4ème Festival Issni N'Ourgh du film amazigh d'Agadir

Le cinéma kurde à l’honneur

Du 5 au 9 octobre prochains se tient à Agadir, à la Chambre de Commerce d’Industrie et de Services, la 4ème édition du Festival Issni N’Ourgh du film amazigh organisée en partenariat avec l’Institut royal de la culture amazighe et le Conseil Municipal d’Agadir, et en collaboration avec le CCM et la Commission du Film de Ouarzazate.

31 films en compétition pour “s’ouvrir sur l’autre”

A cette occasion, ce sera cette année un hommage au cinéma kurde qui sera rendu.

Côté films en compétition officielle, ils seront pour cet opus plus de 31 films (longs métrages, courts métrages, vidéos et documentaires), dont 22 en avant première, à être présentés et provenant de pays divers tels que la France, le Niger, le Mali, l’Algérie, la Suisse, le Canada, la Turquie et le Maroc.
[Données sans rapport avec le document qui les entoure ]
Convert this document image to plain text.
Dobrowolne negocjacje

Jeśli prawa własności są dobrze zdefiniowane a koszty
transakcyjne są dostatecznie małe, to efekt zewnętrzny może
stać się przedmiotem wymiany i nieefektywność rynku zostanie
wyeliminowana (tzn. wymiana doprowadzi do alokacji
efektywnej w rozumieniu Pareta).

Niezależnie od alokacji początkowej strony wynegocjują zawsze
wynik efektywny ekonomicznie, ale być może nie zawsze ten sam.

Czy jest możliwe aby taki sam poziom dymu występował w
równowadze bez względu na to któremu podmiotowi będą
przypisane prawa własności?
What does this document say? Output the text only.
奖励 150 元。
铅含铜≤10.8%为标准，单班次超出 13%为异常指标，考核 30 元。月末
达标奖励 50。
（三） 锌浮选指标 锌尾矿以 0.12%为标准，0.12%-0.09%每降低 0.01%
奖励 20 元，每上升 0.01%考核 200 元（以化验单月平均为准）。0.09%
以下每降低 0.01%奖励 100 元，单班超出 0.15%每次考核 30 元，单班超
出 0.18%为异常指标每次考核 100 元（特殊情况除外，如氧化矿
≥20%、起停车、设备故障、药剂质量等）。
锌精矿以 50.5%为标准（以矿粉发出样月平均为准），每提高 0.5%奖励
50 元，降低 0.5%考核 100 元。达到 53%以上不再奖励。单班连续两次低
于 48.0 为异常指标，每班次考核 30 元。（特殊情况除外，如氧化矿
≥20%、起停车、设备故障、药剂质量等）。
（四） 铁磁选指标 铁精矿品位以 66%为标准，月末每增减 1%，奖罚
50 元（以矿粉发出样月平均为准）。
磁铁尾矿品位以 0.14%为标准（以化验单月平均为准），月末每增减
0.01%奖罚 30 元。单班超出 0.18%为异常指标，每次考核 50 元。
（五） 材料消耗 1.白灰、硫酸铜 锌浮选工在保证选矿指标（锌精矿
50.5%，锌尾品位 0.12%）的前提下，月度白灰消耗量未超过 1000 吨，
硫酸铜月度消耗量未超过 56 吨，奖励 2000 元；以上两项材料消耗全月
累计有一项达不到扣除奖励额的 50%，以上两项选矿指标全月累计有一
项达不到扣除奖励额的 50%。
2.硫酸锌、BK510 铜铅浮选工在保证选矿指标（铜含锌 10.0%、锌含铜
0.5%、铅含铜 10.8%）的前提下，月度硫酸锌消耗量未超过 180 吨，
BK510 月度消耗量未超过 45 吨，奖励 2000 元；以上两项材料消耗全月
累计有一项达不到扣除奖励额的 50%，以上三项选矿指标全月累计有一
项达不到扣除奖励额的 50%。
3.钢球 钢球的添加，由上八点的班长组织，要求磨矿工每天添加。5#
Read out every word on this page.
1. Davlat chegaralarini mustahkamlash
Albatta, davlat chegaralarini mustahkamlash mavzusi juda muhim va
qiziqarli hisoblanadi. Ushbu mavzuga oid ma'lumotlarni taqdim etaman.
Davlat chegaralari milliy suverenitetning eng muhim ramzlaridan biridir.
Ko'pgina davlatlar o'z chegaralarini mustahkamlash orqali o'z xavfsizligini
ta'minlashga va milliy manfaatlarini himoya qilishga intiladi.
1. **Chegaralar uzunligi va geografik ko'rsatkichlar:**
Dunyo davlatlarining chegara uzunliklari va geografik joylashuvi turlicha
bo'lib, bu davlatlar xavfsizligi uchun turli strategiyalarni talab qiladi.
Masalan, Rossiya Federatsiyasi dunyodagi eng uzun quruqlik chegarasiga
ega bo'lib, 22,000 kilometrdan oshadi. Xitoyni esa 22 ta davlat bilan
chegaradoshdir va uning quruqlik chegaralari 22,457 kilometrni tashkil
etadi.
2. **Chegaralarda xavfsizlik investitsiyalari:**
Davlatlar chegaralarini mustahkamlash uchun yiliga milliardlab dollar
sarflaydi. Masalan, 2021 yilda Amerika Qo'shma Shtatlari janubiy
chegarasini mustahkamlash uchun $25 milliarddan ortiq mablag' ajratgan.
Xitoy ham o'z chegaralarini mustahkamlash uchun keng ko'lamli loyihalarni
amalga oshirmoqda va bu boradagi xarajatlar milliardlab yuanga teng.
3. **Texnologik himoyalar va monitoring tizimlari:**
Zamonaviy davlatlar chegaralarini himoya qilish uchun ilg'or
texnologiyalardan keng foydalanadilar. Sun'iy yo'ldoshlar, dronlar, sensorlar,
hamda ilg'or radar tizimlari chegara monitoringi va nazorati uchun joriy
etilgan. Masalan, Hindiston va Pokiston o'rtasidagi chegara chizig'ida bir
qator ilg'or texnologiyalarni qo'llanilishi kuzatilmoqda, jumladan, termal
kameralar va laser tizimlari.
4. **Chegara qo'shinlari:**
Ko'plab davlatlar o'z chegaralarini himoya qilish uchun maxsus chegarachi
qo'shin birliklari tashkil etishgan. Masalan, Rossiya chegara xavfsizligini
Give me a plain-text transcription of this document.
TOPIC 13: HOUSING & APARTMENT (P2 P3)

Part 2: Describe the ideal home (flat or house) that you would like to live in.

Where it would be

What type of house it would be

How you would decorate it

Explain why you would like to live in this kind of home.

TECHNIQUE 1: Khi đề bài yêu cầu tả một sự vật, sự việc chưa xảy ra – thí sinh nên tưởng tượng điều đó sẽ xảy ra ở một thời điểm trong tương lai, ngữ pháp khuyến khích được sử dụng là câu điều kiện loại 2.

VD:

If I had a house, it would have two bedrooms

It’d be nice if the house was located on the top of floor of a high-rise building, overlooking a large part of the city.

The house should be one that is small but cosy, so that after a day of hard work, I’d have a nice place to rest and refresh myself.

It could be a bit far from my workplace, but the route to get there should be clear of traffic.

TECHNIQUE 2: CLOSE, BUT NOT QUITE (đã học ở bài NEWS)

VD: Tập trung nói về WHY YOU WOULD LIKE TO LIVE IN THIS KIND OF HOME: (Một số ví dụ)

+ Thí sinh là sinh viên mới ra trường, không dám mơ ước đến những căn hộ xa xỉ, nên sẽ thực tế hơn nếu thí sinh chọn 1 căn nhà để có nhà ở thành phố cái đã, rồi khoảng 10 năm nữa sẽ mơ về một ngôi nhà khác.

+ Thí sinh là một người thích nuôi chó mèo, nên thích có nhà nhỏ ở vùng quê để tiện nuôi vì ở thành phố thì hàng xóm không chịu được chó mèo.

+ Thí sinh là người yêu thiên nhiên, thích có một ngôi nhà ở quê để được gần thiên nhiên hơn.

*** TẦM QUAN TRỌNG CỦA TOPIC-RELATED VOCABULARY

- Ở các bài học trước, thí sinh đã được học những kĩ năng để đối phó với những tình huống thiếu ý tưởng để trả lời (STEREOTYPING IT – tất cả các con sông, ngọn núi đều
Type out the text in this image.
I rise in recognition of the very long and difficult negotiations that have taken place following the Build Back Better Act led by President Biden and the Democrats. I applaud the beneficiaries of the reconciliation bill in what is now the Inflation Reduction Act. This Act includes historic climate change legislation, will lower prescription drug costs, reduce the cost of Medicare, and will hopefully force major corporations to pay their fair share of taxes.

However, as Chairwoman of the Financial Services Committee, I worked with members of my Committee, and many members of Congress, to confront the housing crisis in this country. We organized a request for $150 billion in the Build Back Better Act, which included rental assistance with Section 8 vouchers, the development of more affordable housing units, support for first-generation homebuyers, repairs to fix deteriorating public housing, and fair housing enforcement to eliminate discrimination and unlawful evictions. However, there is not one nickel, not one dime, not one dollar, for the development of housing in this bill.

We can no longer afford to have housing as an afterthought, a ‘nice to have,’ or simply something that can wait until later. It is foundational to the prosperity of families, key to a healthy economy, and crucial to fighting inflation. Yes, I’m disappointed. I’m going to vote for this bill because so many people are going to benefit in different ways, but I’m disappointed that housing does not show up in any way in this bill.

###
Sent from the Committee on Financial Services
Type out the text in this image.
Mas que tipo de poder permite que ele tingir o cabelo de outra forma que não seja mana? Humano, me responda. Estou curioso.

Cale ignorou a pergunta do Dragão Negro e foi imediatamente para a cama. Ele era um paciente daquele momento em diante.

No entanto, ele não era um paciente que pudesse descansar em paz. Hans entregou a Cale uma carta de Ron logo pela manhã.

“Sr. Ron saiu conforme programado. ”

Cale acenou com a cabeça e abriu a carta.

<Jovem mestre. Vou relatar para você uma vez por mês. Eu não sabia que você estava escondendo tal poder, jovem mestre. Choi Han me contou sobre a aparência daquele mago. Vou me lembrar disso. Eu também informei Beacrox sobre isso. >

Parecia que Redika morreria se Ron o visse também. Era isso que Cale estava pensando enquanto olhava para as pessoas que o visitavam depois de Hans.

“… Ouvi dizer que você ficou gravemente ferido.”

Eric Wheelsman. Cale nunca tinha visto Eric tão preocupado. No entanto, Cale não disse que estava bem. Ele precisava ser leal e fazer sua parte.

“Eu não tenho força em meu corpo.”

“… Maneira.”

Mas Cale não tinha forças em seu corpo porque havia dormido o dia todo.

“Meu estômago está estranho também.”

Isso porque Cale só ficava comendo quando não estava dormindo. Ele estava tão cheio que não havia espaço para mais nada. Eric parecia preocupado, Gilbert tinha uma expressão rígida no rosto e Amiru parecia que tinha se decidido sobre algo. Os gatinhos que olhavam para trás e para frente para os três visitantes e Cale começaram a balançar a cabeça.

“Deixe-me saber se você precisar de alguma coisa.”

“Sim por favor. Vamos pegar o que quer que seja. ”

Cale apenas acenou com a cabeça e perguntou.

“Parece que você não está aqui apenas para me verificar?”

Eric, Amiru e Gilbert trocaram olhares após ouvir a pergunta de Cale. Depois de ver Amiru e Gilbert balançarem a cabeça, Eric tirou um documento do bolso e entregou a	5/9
Une grande diversité de supports et de pays d’origine, en lien avec le leit motiv de l’évènement.

“Le Festival vise à s’ouvrir sur l’autre et s’offrir une acculturation pure et parfaite.”

Les organisateurs.

Hommage à la chanson algérienne, exposition et ateliers

Le Festival recevra cette année en guest star le chanteur algérien Lounis Ait Menguellet./DR
Le Festival recevra cette année en guest star le chanteur algérien Lounis Ait Menguellet./DR
A noter qu’à côté de la compétition, le Festival recevra également une guest star, le chanteur algérien Lounis Ait Menguellet, dont Kateb Yacine disait qu’il est “le plus grand poète d’Algérie”.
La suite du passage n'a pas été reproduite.